Huffman replaces the input symbols with bitstreams of varying lengths. During the first part of the algorithm a table of frequencies is created, which contains all symbols in the input. In our case, a symbol is either a literal or a pointer. The next step is creating the coding by assigning a bitstream for each symbol, where the most frequent symbols are assigned a smaller bitstream compared to the more rare. The coding is prefix free, meaning that any small bitstream a cannot be the prefix of a larger bistream b. The output is then generated by replacing the input symbols with the bitstreams assigned on the first step. The final output contains both the table of the symbol and bitstream assignments and the compressed output.
The Huffman problem
Let's now consider a minimal testcase of compression. Say we have the plaintext "abcab" and we can append a string of our choice to it. Our goal is to recognize that the character "c" follows the first occurence of "ab". Now, we could try the characters "a", "b", "c" and see which one results in smaller compressed output. This is a correct first step, since we assume that LZ77 will compress better with the correct character. Indeed, the LZ77 output would be "abcaba", "abcabb" and "abc(3,3)" respectively, where (3,3) is a pointer.
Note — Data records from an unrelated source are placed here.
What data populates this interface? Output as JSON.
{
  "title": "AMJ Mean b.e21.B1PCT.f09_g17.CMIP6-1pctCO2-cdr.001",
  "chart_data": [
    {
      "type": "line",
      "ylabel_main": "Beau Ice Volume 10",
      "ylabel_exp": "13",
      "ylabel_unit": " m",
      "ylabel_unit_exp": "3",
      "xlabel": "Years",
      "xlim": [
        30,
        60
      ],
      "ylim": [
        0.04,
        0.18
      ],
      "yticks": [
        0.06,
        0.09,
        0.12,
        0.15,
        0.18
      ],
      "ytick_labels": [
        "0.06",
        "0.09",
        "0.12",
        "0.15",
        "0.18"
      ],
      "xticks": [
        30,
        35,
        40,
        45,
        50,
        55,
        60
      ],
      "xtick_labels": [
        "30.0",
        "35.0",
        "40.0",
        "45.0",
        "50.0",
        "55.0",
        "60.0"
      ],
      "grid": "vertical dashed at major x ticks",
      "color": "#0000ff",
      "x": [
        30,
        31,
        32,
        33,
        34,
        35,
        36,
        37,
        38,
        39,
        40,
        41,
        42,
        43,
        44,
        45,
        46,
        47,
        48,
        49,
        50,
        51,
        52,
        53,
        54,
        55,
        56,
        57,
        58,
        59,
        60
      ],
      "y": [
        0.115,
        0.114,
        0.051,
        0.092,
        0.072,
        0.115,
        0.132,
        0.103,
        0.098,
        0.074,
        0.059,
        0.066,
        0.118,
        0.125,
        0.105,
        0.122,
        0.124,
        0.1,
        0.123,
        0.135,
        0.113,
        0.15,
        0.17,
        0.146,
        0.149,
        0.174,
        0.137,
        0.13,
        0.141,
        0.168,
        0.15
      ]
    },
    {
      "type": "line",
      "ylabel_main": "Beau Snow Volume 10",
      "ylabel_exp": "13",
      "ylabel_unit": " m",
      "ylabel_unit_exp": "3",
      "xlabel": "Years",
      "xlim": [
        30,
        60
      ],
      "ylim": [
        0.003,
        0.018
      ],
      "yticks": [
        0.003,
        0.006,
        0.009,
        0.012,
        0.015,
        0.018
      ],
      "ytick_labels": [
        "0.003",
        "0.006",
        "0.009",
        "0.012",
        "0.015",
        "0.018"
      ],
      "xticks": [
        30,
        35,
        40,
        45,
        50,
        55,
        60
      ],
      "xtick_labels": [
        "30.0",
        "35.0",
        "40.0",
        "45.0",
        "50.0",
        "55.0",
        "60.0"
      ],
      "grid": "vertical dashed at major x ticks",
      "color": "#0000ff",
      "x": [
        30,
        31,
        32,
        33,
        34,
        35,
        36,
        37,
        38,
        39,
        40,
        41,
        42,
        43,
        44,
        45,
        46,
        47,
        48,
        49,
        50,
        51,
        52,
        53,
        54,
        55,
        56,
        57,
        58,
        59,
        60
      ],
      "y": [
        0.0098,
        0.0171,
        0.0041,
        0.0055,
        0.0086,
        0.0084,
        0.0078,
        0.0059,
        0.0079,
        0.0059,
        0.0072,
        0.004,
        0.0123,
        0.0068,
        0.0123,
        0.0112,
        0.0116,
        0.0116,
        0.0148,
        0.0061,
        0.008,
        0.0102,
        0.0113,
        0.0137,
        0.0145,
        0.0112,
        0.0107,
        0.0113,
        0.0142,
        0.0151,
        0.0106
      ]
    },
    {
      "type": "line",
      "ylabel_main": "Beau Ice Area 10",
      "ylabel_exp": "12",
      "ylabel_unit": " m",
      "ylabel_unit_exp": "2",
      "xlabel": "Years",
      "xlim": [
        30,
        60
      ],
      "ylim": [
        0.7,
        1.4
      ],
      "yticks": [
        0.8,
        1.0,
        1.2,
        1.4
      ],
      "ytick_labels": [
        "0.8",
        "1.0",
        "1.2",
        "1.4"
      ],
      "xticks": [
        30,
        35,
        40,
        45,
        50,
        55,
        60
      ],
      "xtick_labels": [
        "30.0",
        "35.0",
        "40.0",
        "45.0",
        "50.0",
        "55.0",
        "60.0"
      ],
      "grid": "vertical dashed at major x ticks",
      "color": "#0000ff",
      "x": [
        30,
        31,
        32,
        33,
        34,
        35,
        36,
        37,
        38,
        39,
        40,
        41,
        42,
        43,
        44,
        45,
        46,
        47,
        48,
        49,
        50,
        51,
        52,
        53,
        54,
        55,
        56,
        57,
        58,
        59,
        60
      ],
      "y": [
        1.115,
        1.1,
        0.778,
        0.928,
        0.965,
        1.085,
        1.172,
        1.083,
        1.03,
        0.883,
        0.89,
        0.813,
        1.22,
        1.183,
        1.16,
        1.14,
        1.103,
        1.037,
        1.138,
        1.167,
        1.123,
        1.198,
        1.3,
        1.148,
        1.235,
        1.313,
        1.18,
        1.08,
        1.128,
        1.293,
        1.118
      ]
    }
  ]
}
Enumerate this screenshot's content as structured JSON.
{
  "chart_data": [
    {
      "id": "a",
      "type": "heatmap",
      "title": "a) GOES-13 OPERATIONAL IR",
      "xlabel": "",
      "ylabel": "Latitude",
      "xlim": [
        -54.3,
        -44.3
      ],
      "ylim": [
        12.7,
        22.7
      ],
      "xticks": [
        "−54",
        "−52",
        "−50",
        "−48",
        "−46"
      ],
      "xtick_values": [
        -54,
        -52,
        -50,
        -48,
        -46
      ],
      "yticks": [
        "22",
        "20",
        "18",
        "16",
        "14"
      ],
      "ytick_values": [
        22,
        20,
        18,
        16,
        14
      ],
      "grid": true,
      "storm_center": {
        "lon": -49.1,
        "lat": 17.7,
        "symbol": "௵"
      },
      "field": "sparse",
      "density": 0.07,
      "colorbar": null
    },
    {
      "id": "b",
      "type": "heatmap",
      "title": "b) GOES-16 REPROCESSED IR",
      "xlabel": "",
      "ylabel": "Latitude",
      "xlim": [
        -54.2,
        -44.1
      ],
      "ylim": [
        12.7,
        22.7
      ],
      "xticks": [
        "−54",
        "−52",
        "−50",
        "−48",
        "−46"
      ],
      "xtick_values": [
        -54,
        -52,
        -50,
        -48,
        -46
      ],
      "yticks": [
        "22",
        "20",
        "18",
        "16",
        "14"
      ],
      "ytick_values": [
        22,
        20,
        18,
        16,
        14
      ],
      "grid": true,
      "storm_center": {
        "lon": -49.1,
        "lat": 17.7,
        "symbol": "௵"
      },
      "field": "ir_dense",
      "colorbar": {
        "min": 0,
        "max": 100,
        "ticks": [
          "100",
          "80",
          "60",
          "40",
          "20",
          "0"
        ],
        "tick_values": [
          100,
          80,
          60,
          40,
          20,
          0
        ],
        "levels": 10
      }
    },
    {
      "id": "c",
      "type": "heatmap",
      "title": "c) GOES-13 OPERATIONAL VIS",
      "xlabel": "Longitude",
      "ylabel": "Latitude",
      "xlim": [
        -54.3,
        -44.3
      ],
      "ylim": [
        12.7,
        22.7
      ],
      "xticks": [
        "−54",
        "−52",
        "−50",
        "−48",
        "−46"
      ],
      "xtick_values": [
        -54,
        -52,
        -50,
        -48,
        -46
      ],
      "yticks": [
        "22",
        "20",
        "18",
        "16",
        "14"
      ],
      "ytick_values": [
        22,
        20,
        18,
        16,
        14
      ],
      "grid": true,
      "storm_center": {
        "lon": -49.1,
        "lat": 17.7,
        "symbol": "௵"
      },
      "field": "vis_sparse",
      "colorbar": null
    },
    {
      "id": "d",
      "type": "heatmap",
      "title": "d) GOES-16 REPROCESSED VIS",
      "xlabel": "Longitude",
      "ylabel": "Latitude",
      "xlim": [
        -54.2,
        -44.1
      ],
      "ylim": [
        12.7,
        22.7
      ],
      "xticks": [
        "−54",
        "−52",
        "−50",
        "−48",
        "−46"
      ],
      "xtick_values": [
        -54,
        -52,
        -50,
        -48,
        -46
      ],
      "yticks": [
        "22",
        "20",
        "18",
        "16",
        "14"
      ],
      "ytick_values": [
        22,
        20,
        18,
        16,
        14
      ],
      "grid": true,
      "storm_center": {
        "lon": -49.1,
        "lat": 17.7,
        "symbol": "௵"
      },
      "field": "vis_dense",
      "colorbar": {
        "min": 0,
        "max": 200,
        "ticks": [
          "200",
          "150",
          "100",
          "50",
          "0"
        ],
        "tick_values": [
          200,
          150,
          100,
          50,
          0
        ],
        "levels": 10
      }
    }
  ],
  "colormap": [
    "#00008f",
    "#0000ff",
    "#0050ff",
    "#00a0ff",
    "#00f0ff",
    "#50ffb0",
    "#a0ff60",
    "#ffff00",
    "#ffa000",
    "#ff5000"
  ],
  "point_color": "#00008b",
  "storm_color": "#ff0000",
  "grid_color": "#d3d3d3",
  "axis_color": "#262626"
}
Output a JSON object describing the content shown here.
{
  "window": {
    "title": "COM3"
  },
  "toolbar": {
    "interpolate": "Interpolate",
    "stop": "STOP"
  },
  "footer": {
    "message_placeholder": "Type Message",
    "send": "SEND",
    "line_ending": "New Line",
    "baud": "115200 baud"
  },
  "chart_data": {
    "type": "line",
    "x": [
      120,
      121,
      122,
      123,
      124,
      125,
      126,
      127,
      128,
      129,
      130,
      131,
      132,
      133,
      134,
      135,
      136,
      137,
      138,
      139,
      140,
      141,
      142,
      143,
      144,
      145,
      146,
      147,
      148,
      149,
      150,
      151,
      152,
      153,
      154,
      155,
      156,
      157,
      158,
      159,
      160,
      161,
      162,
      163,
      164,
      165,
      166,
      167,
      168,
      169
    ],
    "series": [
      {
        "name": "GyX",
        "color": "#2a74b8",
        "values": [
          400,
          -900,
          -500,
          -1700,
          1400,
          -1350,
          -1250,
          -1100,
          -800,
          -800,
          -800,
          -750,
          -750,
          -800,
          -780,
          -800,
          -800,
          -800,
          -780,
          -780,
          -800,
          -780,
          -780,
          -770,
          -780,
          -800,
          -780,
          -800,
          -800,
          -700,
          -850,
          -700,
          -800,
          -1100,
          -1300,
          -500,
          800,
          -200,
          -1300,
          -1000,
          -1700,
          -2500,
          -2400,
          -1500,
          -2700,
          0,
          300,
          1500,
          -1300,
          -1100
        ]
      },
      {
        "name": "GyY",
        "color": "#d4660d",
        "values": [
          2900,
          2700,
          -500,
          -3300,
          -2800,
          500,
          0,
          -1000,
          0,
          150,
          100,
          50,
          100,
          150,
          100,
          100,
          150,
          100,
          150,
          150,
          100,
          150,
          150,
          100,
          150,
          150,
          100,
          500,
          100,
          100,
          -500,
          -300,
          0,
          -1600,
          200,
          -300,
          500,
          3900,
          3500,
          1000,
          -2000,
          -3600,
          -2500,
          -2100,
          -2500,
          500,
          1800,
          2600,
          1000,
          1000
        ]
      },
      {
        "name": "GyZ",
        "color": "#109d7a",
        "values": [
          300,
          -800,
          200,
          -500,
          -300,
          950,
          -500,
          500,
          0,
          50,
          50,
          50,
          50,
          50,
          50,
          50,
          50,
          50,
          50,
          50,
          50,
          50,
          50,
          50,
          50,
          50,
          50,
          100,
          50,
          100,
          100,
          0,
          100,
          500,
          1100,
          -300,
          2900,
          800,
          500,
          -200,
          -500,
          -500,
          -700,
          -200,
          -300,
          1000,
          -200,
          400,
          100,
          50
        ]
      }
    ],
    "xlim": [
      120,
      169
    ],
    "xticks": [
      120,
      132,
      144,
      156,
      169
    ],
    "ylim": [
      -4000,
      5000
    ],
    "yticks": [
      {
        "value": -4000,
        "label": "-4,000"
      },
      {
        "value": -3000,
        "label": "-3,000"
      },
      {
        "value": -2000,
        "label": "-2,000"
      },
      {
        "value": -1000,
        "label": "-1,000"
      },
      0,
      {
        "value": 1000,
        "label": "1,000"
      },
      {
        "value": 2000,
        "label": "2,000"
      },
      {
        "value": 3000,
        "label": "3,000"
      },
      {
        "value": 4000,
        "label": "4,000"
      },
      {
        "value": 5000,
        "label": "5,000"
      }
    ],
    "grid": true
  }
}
However, Huffman then gets into action. In the first case we have 3 "a", 2 "b" and 1 "c". In the second case we have 2 "a", 3 "b" and 1 "c". In the third case we have 1 "a", 1 "b", 1 "c" and 1 (3,3). The above are gathered in the following table for better display. It is obvious that the Huffman coding will vary in all cases and as a result the final output is unpredictable, as either of the two wrong characters ("a" and "b") may result in better Huffman compression compared to "c".
- abcaba → 3xa 2xb 1xc
- abcabb → 2xa 3xb 1xc
- abc(3,3) → 1xa 1xb 1xc 1x(3,3)
So, the basic problem is that by trying different characters we change the letter frequency for the Huffman coding. The solution that we have used up till now is the Huffman pool. When using this method, we try the strings "a^b^c", "b^a^c", "c^a^b" instead of "a", "b", "c". The results now are shown in the table below. These results are more optimistic, since the wrong characters demonstrate the same letter frequency and only the correct one results in largely different symbol frequencies for the Huffman coding.
- abcaba^b^c → 3xa 3xb 2xc 2x^
- abcabb^a^c → 3xa 3xb 2xc 2x^
- abc(3,3)^a^b → 2xa 2xb 1xc 2x^ 1x(3,3)
A better result, but still not ideal, occurs for a known prefix larger than 2 characters, such as with the plaintext "abcdabc":
- abcd(4,3)a^b^c^d → 2xa 2xb 2xc 2xd 3x^ 1x(4,3)
- abcd(4,3)b^a^c^d → 2xa 2xb 2xc 2xd 3x^ 1x(4,3)
- abcd(4,3)c^a^b^d → 2xa 2xb 2xc 2xd 3x^ 1x(4,3)
- abcd(4,4)^a^b^c → 2xa 2xb 2xc 1xd 3x^ 1x(4,4)
However, the fundamental problem still exists. The fact that the correct character results in different Huffman coding may again result in unpredictable output lengths, since the Huffman algorithm may hide the LZ77 advantage that the correct candidate earns. We have managed to get the same Huffman coding for all wrong characters, so in many cases we can assume that the one character that does not follow the herd, i.e. the compressed text is larger or smaller that all the others, is the correct one. There can be cases though when the Huffman difference for the wrong characters is exactly the LZ77 one character advantage for the correct one. Can we do better?